As the months passed the victims' needs changed.
“Nima had this great idea to create care packages for women that included soap, a comb and cloth for clothing,” said Ms Stafford, who works in the Government Planning Department.
“Now they are delivering building materials such as galvanised aluminium tin, because now is the monsoon season until September and a lot of people still aren't under cover.”
Ms Stafford said she was deeply inspired by the foundation's efforts and wanted to do something to help.
She and several other Bermudians have already helped a badly hit Nepalese village. They raised $6,000 through a special dinner and silent auction.
“Now I want to help the Nepal Green Tara Foundation,” she said. “I got the idea for the dog treat fundraiser, partly from nutritionist Catherine Burns's daughter Chloe. She sold healthy snacks to raise money for the SPCA. I participated in that, and I thought it was brilliant.”
She has already made about $100 by selling dog treats.

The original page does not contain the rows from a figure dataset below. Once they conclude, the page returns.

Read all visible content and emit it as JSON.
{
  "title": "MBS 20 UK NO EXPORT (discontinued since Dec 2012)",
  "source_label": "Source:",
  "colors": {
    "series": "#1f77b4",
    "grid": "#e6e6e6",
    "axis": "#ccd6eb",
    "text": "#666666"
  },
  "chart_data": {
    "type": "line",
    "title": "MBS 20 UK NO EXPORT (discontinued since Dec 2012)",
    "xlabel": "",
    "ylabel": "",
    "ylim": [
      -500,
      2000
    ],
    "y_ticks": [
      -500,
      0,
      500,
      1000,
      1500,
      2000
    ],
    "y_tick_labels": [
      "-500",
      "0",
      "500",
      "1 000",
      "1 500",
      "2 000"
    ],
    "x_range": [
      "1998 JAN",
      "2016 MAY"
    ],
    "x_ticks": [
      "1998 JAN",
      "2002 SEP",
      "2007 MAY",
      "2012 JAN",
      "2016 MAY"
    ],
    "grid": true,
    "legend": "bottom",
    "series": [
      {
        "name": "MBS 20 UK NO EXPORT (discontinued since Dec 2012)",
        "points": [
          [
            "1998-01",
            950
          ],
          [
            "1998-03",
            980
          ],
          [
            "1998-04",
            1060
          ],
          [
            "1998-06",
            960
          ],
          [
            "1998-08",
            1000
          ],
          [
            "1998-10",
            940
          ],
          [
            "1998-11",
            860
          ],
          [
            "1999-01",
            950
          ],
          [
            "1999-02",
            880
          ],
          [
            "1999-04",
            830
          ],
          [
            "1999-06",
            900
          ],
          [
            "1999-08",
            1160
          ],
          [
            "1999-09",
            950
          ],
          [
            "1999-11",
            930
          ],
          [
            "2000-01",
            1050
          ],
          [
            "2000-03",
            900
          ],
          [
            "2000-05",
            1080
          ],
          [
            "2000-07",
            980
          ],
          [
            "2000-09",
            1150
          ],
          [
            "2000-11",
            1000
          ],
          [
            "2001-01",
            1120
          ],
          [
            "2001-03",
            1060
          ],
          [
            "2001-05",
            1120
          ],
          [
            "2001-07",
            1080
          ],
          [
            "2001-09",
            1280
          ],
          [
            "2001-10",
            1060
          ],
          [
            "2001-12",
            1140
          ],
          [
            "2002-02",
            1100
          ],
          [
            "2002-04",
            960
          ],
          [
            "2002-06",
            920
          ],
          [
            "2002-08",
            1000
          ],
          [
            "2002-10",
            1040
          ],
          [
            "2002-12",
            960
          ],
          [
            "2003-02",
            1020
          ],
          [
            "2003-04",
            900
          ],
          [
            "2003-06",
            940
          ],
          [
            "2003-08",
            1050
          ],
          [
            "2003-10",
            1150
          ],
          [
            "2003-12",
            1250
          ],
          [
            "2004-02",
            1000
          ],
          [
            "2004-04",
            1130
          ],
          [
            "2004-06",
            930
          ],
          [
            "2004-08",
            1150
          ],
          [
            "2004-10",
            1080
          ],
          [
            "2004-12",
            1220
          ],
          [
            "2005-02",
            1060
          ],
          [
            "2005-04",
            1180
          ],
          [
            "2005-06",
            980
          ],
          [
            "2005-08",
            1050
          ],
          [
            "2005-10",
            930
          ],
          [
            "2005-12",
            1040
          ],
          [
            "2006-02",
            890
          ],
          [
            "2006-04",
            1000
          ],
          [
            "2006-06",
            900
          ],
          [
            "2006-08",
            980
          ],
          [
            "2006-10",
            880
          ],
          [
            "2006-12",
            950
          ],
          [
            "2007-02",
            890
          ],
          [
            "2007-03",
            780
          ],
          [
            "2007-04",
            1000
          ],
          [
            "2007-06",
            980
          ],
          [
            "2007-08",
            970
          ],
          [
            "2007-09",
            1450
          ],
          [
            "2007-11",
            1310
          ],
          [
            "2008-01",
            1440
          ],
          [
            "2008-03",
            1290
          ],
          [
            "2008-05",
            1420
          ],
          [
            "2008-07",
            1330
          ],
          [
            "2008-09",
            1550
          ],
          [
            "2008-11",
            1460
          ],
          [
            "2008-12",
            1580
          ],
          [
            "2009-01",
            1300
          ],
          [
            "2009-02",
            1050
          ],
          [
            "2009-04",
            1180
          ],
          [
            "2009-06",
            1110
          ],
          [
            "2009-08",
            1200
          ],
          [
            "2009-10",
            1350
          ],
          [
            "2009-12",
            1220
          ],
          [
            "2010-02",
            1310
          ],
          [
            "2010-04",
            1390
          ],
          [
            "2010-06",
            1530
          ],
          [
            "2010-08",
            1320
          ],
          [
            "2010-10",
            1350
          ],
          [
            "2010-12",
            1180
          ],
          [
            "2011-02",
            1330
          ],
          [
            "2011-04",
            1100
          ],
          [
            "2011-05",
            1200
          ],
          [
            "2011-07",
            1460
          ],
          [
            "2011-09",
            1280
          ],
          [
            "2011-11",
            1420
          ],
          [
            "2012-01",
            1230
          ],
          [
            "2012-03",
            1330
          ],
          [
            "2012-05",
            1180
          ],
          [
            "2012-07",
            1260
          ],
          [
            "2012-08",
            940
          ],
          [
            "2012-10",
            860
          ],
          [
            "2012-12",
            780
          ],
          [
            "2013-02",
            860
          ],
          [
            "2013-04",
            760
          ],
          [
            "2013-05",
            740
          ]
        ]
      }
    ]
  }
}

“I originally started making them because I was bored in the winter,” said Ms Stafford. “I just thought, ‘Why am I buying these treats that are filled with the chemicals? There has to be a way to make them'. I discovered a good and easy recipe on the internet, and I have been making them for Maili ever since. They are made with human-grade ingredients including whole wheat flour, oats, an egg, a bit of milk and peanut butter.”
She tried making treats for her two cats but found them to be tough customers and gave up.
“I will make a tray of 28 treats in different sizes for a $20 donation,” she said. “All of the money will be donated. I am covering the costs of ingredients as my part. I am asking that people post pictures on Facebook of their dogs enjoying the treats.”
She had no idea how much she might raise.
“It doesn't really matter,” she said. “Every little bit helps, and I just wanted to give back to the country that has inspired me so much.”